6 E-Commerce Security Pointers for Marketers and Consumers Alike
In 2008, the total average costs of a data breach grew to $202 per record compromised, an increase of 2.5 percent since 2007 ($197 per record). The average total cost per reporting company also rose, growing to more than $6.6 million per breach (up from $6.3 million in 2007) and ranging from $613,000 to almost $32 million, according to a recent study from Ponemon Institute, an independent research firm that specializes in privacy, data protection and information security policy.
Online businesses must understand the kind of security measures and warning signs consumers increasingly look for on the web today. Here are six tips to help you see things through their eyes and plan your own security strategy accordingly:
1. Visual cues. Consumers need to protect themselves from “phishing sites,” phony websites set up by criminals to steal personal information. Simple visual cues can demonstrate that your site is safe and open for business. Consider, for example, the “http” in the URL address or the green address bar in the web browser.

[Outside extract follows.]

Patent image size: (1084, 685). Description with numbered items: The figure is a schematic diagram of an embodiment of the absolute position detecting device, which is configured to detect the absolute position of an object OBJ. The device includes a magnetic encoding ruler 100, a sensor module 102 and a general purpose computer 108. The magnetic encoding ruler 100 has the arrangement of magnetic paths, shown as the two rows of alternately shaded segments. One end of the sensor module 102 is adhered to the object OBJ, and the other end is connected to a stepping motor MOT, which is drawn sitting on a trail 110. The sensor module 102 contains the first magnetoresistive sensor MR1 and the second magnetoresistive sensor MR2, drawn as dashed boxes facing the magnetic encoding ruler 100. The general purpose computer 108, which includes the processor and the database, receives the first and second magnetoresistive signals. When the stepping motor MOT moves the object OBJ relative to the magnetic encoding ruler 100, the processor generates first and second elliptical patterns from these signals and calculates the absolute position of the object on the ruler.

These cues tell consumers that a website owner has invested in digital certificates verifying that a site is legitimate and that customer information will be encrypted during transactions.

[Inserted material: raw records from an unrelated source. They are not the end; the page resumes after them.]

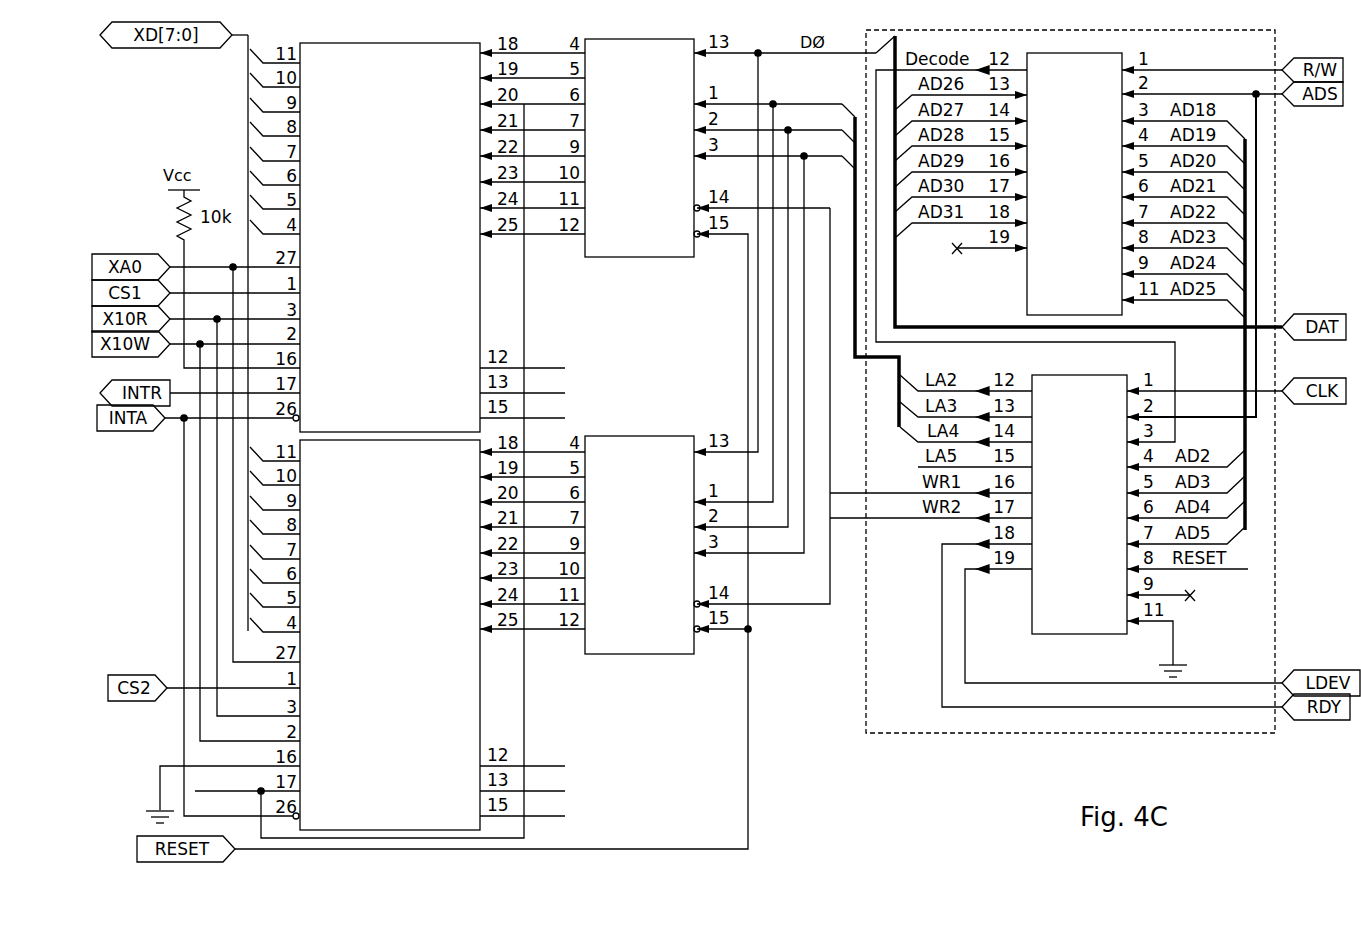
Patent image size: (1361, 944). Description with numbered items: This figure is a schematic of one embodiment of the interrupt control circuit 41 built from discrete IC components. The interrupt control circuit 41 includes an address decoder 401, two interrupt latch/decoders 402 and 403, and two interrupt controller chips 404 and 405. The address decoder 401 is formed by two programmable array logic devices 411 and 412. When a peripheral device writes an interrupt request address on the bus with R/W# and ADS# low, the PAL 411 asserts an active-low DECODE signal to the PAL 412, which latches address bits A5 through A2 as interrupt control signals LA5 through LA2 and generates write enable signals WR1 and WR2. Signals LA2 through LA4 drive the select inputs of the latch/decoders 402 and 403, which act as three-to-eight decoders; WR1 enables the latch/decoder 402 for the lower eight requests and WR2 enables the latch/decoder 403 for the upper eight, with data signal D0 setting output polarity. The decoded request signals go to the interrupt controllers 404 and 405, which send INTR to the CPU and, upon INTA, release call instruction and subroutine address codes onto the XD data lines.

The interrupt control circuit 41 is at (857, 770).
The address decoder 401 is at (1033, 734).
The interrupt latch/decoder 402 is at (650, 258).
The interrupt latch/decoder 403 is at (665, 655).
The interrupt controller 404 is at (389, 341).
The interrupt controller 405 is at (389, 737).
The programmable array logic device 411 is at (1027, 267).
The programmable array logic device 412 is at (1087, 634).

2. Too much information. Phishing sites frequently lure consumers through “urgent” email alerts and then request personal information organizations should already have or information they clearly don't need for account activity.
These messages alert customers to account problems, account status changes, special sales offers or even the need for special security software downloads. These messages also include links to phony websites to get customers to input personal information.
Retailers’ sites generally don't need more than a name, shipping address, billing address, credit card type, card number and expiration date. Consumers should become suspicious whenever social security numbers or bank routing numbers are requested. Retailers don't need to execute customer downloads to upgrade site security. As a business rule, only collect what you need for the purpose of the transaction at hand.